For the romance fans, I must point out that this story is not a romance. There is a super strong unrequited love trope between Adrien and his best friend. I initially held out hope that these two would somehow come together romantically. That hope stayed with me throughout most of the book, but how enthusiastic I was about it changed as the nature of Adrien and his friend’s connection developed on page and with the introduction of Gennady.
Adrien and Gennady are like oil and water; they can make a fantastic combination while still being unable to completely mix. When Adrien’s unrequited feelings for his best friend were still a fresh plot point, Gennady came on the scene and gave me a flare of hope that perhaps these two would become lovers. After a good long while of their oil and water dynamic, I started to realize they had more of an age gap kind of friendship with a kind of grumpy/sunshine mixed in.
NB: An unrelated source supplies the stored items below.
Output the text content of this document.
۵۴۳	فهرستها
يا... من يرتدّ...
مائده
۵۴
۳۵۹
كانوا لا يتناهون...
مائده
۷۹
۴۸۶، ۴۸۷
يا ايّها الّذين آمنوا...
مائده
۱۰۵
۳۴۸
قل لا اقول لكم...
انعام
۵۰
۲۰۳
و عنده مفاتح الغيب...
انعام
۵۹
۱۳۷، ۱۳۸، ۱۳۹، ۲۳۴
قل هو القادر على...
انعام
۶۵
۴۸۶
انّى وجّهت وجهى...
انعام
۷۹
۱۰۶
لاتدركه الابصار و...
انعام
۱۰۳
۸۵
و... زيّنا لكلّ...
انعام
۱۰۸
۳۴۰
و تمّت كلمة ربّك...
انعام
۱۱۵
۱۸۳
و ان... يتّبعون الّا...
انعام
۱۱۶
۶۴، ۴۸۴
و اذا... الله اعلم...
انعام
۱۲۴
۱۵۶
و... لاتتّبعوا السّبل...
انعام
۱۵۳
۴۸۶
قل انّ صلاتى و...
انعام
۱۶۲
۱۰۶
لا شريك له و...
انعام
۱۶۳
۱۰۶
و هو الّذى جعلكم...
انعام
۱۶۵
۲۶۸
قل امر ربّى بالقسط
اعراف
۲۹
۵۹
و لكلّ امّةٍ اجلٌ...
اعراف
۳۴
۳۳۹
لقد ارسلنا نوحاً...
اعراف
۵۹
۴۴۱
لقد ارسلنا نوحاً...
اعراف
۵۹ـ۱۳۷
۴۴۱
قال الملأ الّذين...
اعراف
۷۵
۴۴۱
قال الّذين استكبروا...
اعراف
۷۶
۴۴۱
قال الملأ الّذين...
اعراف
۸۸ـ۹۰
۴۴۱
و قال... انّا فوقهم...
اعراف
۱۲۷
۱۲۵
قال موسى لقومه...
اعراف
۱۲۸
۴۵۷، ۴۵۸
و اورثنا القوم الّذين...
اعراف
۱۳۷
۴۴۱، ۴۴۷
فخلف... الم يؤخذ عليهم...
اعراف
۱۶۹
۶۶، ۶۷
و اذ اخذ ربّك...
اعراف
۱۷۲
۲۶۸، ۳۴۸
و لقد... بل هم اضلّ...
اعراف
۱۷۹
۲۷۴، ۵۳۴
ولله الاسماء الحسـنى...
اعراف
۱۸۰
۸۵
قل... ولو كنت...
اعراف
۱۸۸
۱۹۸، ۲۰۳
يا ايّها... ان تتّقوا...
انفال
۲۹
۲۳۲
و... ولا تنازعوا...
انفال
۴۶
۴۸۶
Even with romance off the table, I still really enjoyed watching the relationship between these two take shape and grow.
At its core, this book feels like a thriller more than anything else. I thought it was interesting to have Adrien as our narrator. He was diagnosed as an akratic twenty years ago (note: I’m not sure what the equivalent is in modern English, but there are explicit mentions of his behaving manic and depressive, but also of having delusions or hallucinations) and that played so painfully well into his closest friends assuming Adrien’s insistence that the Vigil and the magicians were pairing-up for evil were the ravings of a delusional akratic. The vicarious frustration and the resignation he ultimately displays at this point in the story was superb. Similarly, Adrien struggles to come to terms with the way his mind works— especially when it feels like his own mind is taken over by what he calls the daimon, which is something like a sinister alter ego. Throughout the course of the book, Adrien feels like he is always at risk of losing himself to this internal daimon and that if that were to happen, he would be well and truly lost. This aspect of the story creates a little bit of a growth arc for our main character, and resolves with a happy for now kind of ending.
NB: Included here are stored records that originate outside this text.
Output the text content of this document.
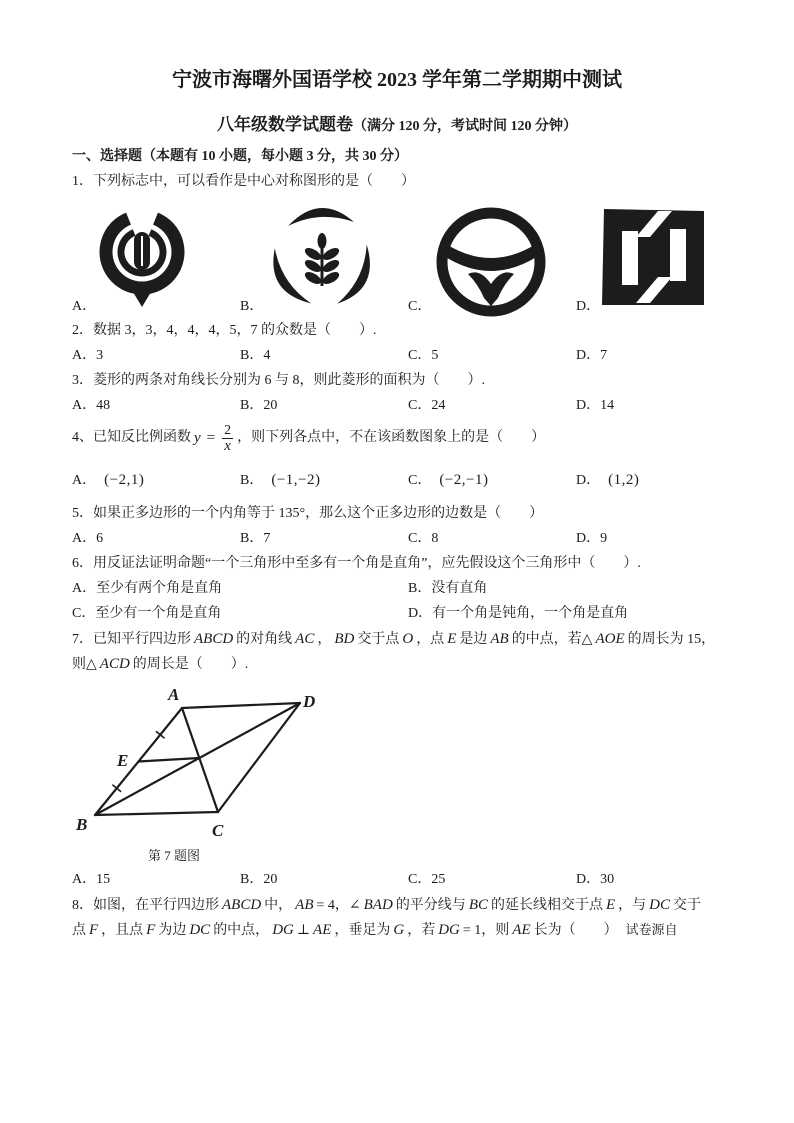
宁波市海曙外国语学校 2023 学年第二学期期中测试
八年级数学试题卷（满分 120 分，考试时间 120 分钟）
一、选择题（本题有 10 小题，每小题 3 分，共 30 分）
1．下列标志中，可以看作是中心对称图形的是（　　）
A．	B．	C．	D．
2．数据 3，3，4，4，4，5，7 的众数是（　　）.
A．3	B．4	C．5	D．7
3．菱形的两条对角线长分别为 6 与 8，则此菱形的面积为（　　）.
A．48	B．20	C．24	D．14
4、已知反比例函数 $y = \frac{2}{x}$ ，则下列各点中，不在该函数图象上的是（　　）
A． (−2,1)	B． (−1,−2)	C． (−2,−1)	D． (1,2)
5．如果正多边形的一个内角等于 135°，那么这个正多边形的边数是（　　）
A．6	B．7	C．8	D．9
6．用反证法证明命题“一个三角形中至多有一个角是直角”，应先假设这个三角形中（　　）.
A．至少有两个角是直角	B．没有直角
C．至少有一个角是直角	D．有一个角是钝角，一个角是直角
7．已知平行四边形 ABCD 的对角线 AC ， BD 交于点 O ，点 E 是边 AB 的中点，若△ AOE 的周长为 15，
则△ ACD 的周长是（　　）.
A	D
E
B	C
第 7 题图
A．15	B．20	C．25	D．30
8．如图，在平行四边形 ABCD 中， AB = 4，∠ BAD 的平分线与 BC 的延长线相交于点 E ，与 DC 交于
点 F ，且点 F 为边 DC 的中点， DG ⊥ AE ，垂足为 G ，若 DG = 1，则 AE 长为（　　） 试卷源自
Overall, Cursebreakers was a very engrossing read. The story is immersive and the first person narration creates a very consistent, complex picture for readers to enjoy. There are times when the story feels a little slow because of all the different moving pieces and some unfamiliar names for unexpected things (days of the week, taxis, etc.). Nevertheless, with the personal drama in Adrien‘s life, and the moral questions raised by the crime of witchcraft versus the order of the world itself potentially realigning keep the story interesting. If you like complex stories, detailed plots, and strong queer characters that exist for something other than coupling up, I think you’ll find a lot to enjoy in this book.